Long live Christ the King!


Rachel said...

Father, I love the history lesson in that homily. I went to Mass tonight and heard the priest say the saints' names, but I didn't know a dang thing about any of 'em! Nor did I know that the prayer isn't just *about* the early church, but is actually *from* early times. It was great to come home, read your blog and find out all this stuff. :) At Mass they also read the names of the first five popes, which I did recognize, and it was inspiring to think of them, faithfully witnessing in a dangerous world nearly 2000 years ago, and us today still remembering and honoring them.

It's so true; if someone ordered me on pain of death to deny Christ the choice would at least be clear, but what we face are sacrifices that are easier to make, yet harder to recognize as necessary. There are times I hesitate to speak something I ought to say, and then the moment passes, and I realize I've failed to be faithful in the little things. Sometimes I pray God will just help me to be alert to what I need to do.

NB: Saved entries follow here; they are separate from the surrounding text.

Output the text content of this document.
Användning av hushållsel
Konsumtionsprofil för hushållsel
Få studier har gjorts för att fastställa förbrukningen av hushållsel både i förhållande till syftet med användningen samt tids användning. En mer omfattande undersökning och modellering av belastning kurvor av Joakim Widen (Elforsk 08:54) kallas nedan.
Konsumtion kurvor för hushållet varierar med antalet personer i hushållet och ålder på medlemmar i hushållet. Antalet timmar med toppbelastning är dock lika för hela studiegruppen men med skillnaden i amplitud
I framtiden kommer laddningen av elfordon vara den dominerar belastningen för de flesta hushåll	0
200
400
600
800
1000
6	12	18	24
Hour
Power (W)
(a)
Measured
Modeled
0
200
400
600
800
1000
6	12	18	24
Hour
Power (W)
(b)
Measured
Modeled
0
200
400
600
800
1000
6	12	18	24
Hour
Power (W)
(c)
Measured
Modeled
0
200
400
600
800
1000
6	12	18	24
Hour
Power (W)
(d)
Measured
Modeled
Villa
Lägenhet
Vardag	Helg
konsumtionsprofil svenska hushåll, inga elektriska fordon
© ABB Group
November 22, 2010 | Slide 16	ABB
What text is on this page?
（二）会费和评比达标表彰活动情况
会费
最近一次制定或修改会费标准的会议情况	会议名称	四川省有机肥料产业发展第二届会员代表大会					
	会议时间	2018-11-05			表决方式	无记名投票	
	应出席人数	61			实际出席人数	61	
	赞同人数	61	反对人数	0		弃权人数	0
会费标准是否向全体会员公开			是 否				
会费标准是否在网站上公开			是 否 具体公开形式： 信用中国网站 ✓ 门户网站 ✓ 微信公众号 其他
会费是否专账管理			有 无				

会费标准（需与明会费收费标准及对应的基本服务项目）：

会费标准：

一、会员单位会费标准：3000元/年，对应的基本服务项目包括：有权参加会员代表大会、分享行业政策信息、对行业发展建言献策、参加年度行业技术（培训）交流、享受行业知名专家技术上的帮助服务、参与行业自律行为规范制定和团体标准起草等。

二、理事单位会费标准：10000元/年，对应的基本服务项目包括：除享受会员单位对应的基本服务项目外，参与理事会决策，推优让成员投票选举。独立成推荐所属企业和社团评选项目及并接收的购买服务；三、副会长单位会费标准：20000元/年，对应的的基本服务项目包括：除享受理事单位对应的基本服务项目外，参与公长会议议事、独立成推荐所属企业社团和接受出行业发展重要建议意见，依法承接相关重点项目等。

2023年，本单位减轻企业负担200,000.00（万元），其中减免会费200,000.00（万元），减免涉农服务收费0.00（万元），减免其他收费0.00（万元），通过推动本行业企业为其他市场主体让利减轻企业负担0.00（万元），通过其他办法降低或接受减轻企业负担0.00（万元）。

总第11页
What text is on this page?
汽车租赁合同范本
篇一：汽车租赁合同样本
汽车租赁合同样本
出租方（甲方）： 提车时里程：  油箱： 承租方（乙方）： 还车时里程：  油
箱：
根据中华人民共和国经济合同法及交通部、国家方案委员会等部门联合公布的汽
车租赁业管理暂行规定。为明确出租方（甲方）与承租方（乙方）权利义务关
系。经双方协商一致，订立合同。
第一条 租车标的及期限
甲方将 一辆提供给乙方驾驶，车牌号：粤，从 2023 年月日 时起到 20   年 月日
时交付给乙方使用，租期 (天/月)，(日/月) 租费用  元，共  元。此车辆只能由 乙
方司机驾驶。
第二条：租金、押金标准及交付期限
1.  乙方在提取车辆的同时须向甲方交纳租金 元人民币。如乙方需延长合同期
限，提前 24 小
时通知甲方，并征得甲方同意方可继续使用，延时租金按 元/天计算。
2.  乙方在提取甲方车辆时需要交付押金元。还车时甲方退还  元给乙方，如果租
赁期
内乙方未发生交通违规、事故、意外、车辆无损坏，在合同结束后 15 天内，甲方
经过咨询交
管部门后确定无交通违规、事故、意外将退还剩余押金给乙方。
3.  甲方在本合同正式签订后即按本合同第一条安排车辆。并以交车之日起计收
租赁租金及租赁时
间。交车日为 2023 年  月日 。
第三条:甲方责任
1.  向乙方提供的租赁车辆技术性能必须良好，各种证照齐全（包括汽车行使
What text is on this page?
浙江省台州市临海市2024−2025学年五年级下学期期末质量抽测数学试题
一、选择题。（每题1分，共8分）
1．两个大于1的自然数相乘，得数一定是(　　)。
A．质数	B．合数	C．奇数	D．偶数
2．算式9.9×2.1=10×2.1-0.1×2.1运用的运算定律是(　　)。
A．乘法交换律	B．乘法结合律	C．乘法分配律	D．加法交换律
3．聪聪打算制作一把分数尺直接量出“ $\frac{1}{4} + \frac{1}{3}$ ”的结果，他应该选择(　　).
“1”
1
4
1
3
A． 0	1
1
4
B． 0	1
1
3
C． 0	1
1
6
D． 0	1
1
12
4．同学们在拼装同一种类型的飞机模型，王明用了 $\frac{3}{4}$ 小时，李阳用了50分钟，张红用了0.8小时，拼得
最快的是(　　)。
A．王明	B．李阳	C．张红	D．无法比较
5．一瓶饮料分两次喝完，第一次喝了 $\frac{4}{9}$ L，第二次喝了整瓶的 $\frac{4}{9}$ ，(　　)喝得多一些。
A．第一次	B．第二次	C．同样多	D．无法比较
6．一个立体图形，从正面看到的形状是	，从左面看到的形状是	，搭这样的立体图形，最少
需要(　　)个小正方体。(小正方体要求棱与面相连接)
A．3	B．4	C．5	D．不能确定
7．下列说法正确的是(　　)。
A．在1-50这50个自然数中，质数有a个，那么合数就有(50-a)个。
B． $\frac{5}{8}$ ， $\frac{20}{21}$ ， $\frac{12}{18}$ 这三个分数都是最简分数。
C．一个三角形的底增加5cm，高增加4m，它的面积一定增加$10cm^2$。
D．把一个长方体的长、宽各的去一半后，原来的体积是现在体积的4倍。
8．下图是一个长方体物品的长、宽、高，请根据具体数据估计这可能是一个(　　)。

My understanding of our holy father's position on the death penalty is that he's very uncomfortable with it and urges against it, but does allow that it may be all right in some circumstances. Probably in his opinion there are too many executions in the US, but he doesn't seem to have taught so authoritatively (or has he?) I come from a Protestant congregation where we mostly supported the broad application of the death penalty, thinking it the government's duty to uphold justice as much as possible, and thinking that only death does justice in cases of murder (we were fond of Genesis 9:6). I know most Catholics don't see it that way any more, and one of these days I should look up what the pope has said about it and think about his reasons carefully. But anyway, do you think it's a good idea to use opposition to it as an example in the homily? It sort of gives the impression that the Church has definitively come down against the death penalty, which isn't the case as far as I know...

Fr Martin Fox said...


Thanks for your comments.

My reason for using the example of opposing the death penalty simply to highlight it as a good thing to do.

I agree the subject is fairly complex.

Anonymous said...

We should remember that JPII saw firsthand how horribly the death penalty was abused during the occupation of his homeland.

Indeed he would have been guilty of a crime meriting the death penalty had the people in charge been aware of it His crime? Studying for the priesthood.